Wie bei jedem regiebegabten Menschen wäre da zunächst einmal der Blick für das Ganze. Die Vertrautheit mit der Kamera – technisch wie ästhetisch –, die mehrjährige Arbeit im Organisationswesen durch Produktions- und Regieassistenzen, die Übung in Lichtsetzung und Postproduktion, schliesslich die Kreativität bei Schauspielführung und Inszenierungsarbeit.

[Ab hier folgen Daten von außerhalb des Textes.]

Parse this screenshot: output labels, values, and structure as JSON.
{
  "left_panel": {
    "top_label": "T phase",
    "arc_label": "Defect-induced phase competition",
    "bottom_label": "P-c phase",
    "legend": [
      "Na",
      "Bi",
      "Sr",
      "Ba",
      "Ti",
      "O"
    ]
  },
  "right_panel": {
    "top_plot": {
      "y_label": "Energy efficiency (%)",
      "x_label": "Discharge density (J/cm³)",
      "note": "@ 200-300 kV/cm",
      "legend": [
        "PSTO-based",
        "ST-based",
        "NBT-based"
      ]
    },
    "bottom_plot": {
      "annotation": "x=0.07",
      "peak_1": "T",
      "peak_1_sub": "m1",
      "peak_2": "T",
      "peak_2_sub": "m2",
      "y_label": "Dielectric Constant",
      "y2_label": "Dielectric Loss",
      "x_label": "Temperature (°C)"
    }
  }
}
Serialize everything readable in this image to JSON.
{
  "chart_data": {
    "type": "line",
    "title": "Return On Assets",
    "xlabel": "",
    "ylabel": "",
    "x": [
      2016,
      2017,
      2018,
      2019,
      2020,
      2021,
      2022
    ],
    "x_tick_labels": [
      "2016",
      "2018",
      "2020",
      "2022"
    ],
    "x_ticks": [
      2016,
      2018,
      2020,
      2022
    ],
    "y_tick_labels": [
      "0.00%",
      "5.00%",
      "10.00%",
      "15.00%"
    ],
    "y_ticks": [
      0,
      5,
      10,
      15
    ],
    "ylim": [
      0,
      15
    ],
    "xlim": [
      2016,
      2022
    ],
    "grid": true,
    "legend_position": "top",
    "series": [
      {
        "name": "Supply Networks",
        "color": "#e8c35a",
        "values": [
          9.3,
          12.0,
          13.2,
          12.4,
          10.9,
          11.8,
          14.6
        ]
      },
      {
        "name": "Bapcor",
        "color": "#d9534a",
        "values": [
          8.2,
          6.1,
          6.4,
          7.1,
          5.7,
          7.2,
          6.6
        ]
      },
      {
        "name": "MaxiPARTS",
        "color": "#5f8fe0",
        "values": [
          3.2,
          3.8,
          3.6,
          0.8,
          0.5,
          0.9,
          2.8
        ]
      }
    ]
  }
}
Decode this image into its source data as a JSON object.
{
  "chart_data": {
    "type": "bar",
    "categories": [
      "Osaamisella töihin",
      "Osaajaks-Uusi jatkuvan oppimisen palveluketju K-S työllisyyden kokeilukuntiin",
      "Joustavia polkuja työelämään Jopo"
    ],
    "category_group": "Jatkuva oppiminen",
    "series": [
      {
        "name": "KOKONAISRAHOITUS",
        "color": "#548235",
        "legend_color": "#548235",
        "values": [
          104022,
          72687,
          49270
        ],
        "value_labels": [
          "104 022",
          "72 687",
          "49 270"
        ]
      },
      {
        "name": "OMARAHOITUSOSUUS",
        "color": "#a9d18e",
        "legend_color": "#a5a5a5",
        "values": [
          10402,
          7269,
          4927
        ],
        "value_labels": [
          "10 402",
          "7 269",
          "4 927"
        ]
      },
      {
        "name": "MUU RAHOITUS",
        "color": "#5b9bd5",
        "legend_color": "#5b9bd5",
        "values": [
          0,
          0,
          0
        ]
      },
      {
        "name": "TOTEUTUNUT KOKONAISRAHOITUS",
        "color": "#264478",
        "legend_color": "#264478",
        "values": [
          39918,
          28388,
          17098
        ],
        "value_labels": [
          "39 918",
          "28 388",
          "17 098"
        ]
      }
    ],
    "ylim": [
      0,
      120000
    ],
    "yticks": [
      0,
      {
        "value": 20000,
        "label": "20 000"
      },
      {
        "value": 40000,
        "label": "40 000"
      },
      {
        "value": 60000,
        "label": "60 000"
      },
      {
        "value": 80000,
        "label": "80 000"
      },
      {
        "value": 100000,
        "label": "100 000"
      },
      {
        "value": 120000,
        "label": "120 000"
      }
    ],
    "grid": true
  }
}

All das macht Robin Christoph  zu einem Menschen, der wenn er die detaillierte Arbeit eines Einzelbereichs durchführt, den Blick für das Ganze versteht – und umgekehrt. Dabei verfügt er über die angenehme Eigenschaft, bei einem Auftrag die Gewichtung auf jeweils nur eines der beiden zu setzen: ist ausführliche technische Arbeit gefragt, dann bündelt sich seine Konzentration, die Finger berühren den Blendenring der Kamera, das Auge verlässt den flimmernden Bildschirm nicht – in den Kaffeepausen weitet sich sein Wesen wieder und man kann problemlos mit ihm über grössere, allgemeine Aspekte des Projekts sprechen, für die er wissenswerte Anregungen hat. Umgekehrt verhält es sich bei seinen eigenen Inszenierungsarbeiten – hier ist sein Auge stets überall, gestaltet die Ästhetik von Raum, Licht und Mensch, ohne sich in den Kleinigkeiten der technischen Umsetzung zu verzetteln.

Jenseits der künstlerischen Frische und Durchbrochenheit, die Robin Christoph in seine Stilistik einfliessen lässt, ist er ein junger Film- und Fotografieschaffender der alten Schule, zumindest was seinen Arbeitsweg betrifft. So hat er seine Fähigkeiten über Anstellungen erworben, er hat die Demut und die Leidenschaft besessen, unten im Produktionsstab zu beginnen, viel zu arbeiten und dabei mit wachem Auge zu beobachten, auszuprobieren und zu wachsen. Diese Fähigkeit zu wachsen ist hervorzuheben: seine Arbeit 2015 ist eine bessere als die 2014, und die von 2014 eine bessere als 2013, und dabei trägt trotzdem jede seine, die von Handschrift Robin Christoph.